Su sinceridad era brutal y su actitud parecía ferrea como una piedra. Había cambiado, probablemente debido a una rigurosa educación llevada en algún orfanato. Lamenté no haberle sonsacado gran cosa la primera vez, ni siquiera averigué su nombre. Era un chiquillo especial, apenas hablaba sin embargo ahora, se podría mantener una compleja conversación con él. Dada su empatía, decidí llevar la situación de otro modo.

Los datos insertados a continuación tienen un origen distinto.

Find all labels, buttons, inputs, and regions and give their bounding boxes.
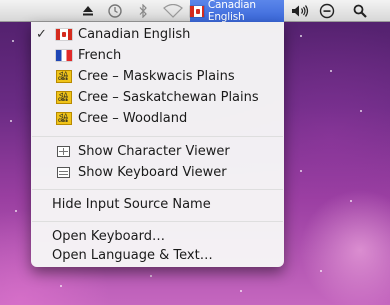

-Y vosotras, ¿qué tal la habeis pasado? -Me dirigí a las niñas. A las preciosas y timidas niñitas que dormían cada una a un lado junto al chico. Dejando de mirar hacía abajo, tán sólo por un momento, una de ellas, en nombre de ambas, diría:


-No ha estado mal. -


La otra se encogería de hombros sonriendo timidamente mientras su amiga la miraba, como deseando su confirmación. Había una especie de fuerte unión entre ellas que me gustó como la que suele haber entre los hermanos. Les animé a salir de la cama, al principio tendría que insistirles pero una vez logrado, les llevé a la habitación en la cúal descansan todos mis amigos, es decir, los amigos que he ido haciendo. Sus rostros se iluminaron. Los tres se quedaron sin alcanzar a decir palabra. Adelantandome, con gran agrado se los presentaría:


-Estos son mis amigos. Si demostrais ser buenos amigos mios, ellos también serán vuestros amigos. Ahora duermen. -


Una de las niñas, llevandose las manos a la cara, sin poder reprimirse, anunciaría lo que pensaba de ellos, a viva voz:

-¡Dios mio! Sus trajes... Son... ¡Son preciosos! ¡Parecen sacados de un espectaculo! ¡Me encanta! -


La otra niña asintió igual de maravillada y preguntó:


-¿Son hechos a mano o cuando los conociste ya venían así vestidos? -


-Por supuesto. -Le permití saber con orgullo. -Cada uno de ellos hechos por mis propias manos. -


En ambas chiquillas apareció la misma idea. Ambas deseaban uno de esos maravillosos trajes para ellas. El chico en cambio, los observaba con expresión pensativa. Con el cejo fruncido y muy serio. Pude adivinar perfectamente lo que andaba pensando. ¿Son niños de verdad o meros titeres? Por lo visto, yo no había sido el primer titiritero excentrico que se encontraba en su camino. Si se lo mostré fue con la esperanza de despertar algún recuerdo. ¿Recordaría nuestra amistad y volvería a sentirse agradecido o le resultaría una aberración?